Promoting PH is everyone’s task–DOT exec

Wanda Corazon Teo

Tourism Secretary Wanda Teo. ACE MORANDANTE/Presidential Photographers Division

BAGUIO CITY—Saying her task was not to keep a headcount of tourist arrivals, Tourism Secretary Wanda Teo announced the establishment of tourism media to help push the country “into the global radar” so tourism could improve local economies and serve as a poverty alleviation tool.

“Since Day 1 [of my appointment as secretary], I had only one goal in mind—to rally [everyone] behind one simple idea, that tourism [promotion] is a shared responsibility,” Teo said in her address to the annual Media Congress organized by the Media Specialists of the Philippines at Camp John Hay here last week.

Teo said her mandate “is not only to improve statistics but to make a difference by translating [tourism arrivals into] profitable income and employment.”

Tourism potentials

To muster support, she said she had directed the regional offices of the Department of Tourism (DOT) to establish their respective tourism media, hoping to let reporters get a “first-hand grasp of newsworthy tourism potentials in the regions.”

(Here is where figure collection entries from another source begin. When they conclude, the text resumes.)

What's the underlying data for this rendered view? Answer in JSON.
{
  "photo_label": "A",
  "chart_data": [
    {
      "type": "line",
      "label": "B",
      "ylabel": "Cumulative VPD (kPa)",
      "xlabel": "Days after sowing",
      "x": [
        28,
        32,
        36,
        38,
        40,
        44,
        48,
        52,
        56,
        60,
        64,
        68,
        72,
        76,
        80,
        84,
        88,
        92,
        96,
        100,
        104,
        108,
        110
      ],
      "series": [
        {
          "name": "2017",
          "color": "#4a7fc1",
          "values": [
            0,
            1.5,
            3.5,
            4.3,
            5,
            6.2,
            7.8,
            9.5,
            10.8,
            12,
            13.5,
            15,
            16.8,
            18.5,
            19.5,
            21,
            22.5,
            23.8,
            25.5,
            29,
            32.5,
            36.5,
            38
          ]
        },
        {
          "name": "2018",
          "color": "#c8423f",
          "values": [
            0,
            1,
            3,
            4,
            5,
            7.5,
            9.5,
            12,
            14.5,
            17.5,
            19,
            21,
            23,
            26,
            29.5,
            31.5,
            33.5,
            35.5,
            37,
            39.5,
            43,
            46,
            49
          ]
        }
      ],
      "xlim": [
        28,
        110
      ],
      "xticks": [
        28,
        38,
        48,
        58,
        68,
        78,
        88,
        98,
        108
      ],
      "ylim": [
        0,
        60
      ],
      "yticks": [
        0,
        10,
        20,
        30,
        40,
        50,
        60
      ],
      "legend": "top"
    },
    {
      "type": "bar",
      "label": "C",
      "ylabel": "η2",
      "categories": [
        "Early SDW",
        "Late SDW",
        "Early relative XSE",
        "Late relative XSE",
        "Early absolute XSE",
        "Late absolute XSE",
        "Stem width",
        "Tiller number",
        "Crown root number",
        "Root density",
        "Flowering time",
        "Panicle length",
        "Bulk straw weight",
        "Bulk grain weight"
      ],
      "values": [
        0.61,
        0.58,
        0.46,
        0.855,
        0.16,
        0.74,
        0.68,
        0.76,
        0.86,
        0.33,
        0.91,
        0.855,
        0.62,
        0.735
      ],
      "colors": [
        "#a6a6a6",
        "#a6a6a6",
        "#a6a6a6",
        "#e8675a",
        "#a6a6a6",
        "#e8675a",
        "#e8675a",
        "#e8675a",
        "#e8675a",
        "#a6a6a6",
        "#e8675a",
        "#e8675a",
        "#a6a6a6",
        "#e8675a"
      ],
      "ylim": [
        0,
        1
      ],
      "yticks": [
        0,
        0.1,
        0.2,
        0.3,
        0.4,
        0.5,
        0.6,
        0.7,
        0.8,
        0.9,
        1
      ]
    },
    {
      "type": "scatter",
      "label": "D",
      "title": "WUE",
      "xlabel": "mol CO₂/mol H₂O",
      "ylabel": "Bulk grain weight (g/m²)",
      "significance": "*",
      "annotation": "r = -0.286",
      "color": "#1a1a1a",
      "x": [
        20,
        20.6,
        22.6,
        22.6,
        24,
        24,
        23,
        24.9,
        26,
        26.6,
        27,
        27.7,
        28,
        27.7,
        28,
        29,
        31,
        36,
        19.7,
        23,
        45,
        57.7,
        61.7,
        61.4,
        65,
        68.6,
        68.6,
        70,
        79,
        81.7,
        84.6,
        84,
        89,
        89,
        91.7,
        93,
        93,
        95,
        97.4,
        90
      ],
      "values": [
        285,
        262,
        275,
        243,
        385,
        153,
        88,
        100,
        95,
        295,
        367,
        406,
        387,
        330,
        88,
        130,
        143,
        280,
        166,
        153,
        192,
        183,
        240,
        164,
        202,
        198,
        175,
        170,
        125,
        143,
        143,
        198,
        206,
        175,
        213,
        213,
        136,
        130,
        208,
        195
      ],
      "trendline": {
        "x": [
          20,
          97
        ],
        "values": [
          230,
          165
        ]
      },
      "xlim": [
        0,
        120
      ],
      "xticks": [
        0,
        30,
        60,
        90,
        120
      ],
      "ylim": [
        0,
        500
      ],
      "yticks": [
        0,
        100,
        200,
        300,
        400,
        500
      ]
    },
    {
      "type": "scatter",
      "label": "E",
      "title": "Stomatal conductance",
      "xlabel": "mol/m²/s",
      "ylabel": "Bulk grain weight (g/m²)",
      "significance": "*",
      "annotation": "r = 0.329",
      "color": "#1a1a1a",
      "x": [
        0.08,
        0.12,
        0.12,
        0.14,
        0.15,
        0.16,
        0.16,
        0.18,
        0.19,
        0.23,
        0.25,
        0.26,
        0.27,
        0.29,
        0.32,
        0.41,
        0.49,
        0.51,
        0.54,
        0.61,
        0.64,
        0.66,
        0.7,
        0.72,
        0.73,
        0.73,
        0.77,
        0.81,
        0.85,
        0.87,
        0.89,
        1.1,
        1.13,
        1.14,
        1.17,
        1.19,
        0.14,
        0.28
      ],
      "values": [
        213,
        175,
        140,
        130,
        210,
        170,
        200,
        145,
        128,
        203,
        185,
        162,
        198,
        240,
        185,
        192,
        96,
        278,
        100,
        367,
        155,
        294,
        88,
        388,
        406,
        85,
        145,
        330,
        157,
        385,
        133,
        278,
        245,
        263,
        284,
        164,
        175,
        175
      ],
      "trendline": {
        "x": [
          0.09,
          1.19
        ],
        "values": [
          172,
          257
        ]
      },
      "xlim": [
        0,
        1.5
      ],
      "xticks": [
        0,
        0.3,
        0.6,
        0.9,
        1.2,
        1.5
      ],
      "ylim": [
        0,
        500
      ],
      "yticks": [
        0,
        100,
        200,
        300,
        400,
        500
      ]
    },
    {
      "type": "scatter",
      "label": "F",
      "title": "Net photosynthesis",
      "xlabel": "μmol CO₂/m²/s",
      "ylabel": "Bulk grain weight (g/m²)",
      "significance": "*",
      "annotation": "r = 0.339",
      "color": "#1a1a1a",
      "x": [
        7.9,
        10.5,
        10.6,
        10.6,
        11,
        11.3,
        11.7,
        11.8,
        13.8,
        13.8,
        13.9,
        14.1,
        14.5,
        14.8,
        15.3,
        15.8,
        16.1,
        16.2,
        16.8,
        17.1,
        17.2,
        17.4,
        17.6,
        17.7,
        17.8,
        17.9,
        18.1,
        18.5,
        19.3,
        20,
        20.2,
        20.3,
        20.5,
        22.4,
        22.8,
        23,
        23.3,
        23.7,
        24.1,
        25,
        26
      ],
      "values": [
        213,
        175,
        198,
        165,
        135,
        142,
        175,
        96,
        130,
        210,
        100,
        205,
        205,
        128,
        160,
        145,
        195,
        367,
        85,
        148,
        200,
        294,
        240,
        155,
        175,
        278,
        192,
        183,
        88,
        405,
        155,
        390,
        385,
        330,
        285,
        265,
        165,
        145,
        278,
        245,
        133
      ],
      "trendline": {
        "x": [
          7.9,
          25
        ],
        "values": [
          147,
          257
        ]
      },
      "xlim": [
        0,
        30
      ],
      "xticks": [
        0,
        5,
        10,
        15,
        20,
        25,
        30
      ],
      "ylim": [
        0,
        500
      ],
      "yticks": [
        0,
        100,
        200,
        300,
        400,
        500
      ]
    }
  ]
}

She said she viewed media as “great influencers and thought leaders” who would trigger change “and build a nation that we can all be proud of [by providing news that are] accurate, impartial and development-oriented in transforming lives.”

According to her, the DOT has revived a tourism referral incentive program called “Bring Home a Friend,” which was introduced by former Tourism Secretary Mina Gabor.

She said the DOT was also designing programs that would allow “indigent Filipinos to partake in the tourism industry” by investing government resources in rural communities using P677 billion, which President Duterte pledged to raise for tourism.

Latest DOT campaign

The DOT’s latest tourism advertising campaign, “When you’re with a Filipino, you’re with family,” was conceived because it highlighted homegrown Filipino values, she said.

The commercial features the mother of a family who offered a Caucasian tourist a snack of yam when he wandered near a river.

The tourist asked his guide what the woman meant when she called him “anak.” The guide answered that she called the tourist her child.

Teo said the commercial built upon “what other countries had failed to see” about the Philippines, which was its people.

She said the country’s welcoming nature was its strongest and most enduring brand quality.